Basically, the hierarchical model is:
y[i] ~ dt(a_0 + b[x1[i]] + c[x2[i]] , sigma, df) (1)
b[j] ~ dnorm( ... ) for all levels j of x1 (2)
c[k] ~ dnorm( ... ) for all levels k of x2 (3)
a_0 ~ dnorm( ... )
... plus the higher level models for the parameters in (2), (3) and sigma and df
using a JAGS-like language. x1[i]
returns the x1 value of data i, b[x1[i]]
is the deflection for that level of x1. I am using the model (and code) by John Kruschke at http://doingbayesiandataanalysis.blogspot.com/ which accompanies his book (the code is for the 2nd edition but I have only read the first edition so maybe my questions are answered in the 2nd edition?)
I have 3 questions, and I understand that having multiple questions on a single post may inhibit potential answerers, since one may know one answer but not all. I welcome partial or full answers to any one of my subquestions.
Q1) Should I use a beta distribution for the y, since my data is between 0 and 1?
Yes, all the y's are between 0 and 1, and they measure rates.
I think the answer here is NO, one should not use a beta distribution for line (1) of the model. a) First I could not find any papers/sites on priors for the beta. b) Second I see no good justification for having a beta at the first line of the model - the dt
is a model of the prediction errors. How could a beta there be a model of errors?, It seems to be just a way to guarantee that the predictions are not outside the correct range.
So I am somewhat sure that the answer is NO.
Q2) Should I transform the data?
Below is the histogram of the all the y values. The histogram seems to be bimodal, which I believe makes things harder.
I read somewhere (I cannot find it where now) that one usual transformation for 0-1 data is to use the logit transform, so there are no longer limits to the y, and one does no longer have to worry about it. But in this case, I think the group of data with 0 value will cause me much more trouble than solutions brought by the logit.
The data us skewed to the left, but I don't think this in itself should be a problem. If the y's are log-normal distributed, then very likely the prediction errors are not normally or student-t distributed, and thus the log transformation. But in this case, all data is limited, and therefore the errors are not necessarily very large.
Anyway, I sqrt
transformed the data, since it is easy to do. Below the histogram. But some of the analysis I am interested changed significantly with this transformation. For example, one of the contrast I am analyzing, went form 90% within the ROPE to 100% in the ROPE. I don't know if this is due to he fact that the prior distributions are better descriptions of the data, or because the ROPE is now larger (as is the data) since I am taking the sqrt of rates.
Q3) How do I verify if the priors in (2) and (3) are ok for the data, and if that are not, which new priors choose?
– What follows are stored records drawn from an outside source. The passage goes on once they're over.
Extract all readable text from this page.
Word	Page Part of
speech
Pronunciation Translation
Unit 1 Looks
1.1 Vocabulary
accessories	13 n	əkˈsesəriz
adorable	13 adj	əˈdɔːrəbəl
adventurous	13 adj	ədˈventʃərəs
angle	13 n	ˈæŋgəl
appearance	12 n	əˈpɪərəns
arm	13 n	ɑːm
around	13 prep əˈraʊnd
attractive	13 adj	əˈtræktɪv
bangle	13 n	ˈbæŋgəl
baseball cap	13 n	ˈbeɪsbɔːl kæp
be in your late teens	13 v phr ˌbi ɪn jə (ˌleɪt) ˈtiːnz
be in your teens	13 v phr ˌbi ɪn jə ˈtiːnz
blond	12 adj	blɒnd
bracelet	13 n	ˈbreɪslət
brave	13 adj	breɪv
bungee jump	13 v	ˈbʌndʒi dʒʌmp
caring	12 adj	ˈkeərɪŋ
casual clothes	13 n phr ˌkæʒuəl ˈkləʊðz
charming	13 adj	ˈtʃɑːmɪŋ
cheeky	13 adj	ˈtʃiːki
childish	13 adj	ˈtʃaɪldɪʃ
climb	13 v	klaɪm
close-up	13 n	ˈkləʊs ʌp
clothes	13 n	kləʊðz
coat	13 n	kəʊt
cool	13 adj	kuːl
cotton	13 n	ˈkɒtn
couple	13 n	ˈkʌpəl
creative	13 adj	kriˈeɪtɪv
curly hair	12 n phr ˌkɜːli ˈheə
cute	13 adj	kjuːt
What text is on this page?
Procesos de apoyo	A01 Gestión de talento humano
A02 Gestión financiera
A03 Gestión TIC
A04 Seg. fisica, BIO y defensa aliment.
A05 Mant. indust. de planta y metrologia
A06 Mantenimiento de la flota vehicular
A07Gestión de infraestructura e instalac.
This is the difficult question for me. I am not sure, nor do I know how to verify if the priors in (2) and (3) are the correct ones. Below are the histograms of the mean y for all values X1, and the mean y for all values of X2. Also a panel of histograms of y for each x1, and a histograms for a random selection of subjects.I don't know how to interpret these histograms to verify if indeed (2) and (3) are appropriate priors. If they are not, is there any other suggestions?
Below are the two mean y histograms for the sqrt transformed data.
UPDATE 09/2016
The paper where I use the Bayesian ANOVA is published at ArXiv. The paper has some lengthy discussion on the suitability of the model for the problem (of comparing many classifiers on many data sets). I end up using the posterior predictive checking mentioned by @ssdecontrol to show that the Gaussian priors are not that bad.
I used a dnorm
in equation (1) instead of the student-t (which was too forgiving)
I think the binomial model proposed by @C.R.Peterson looks promising and in time I will try it on that data.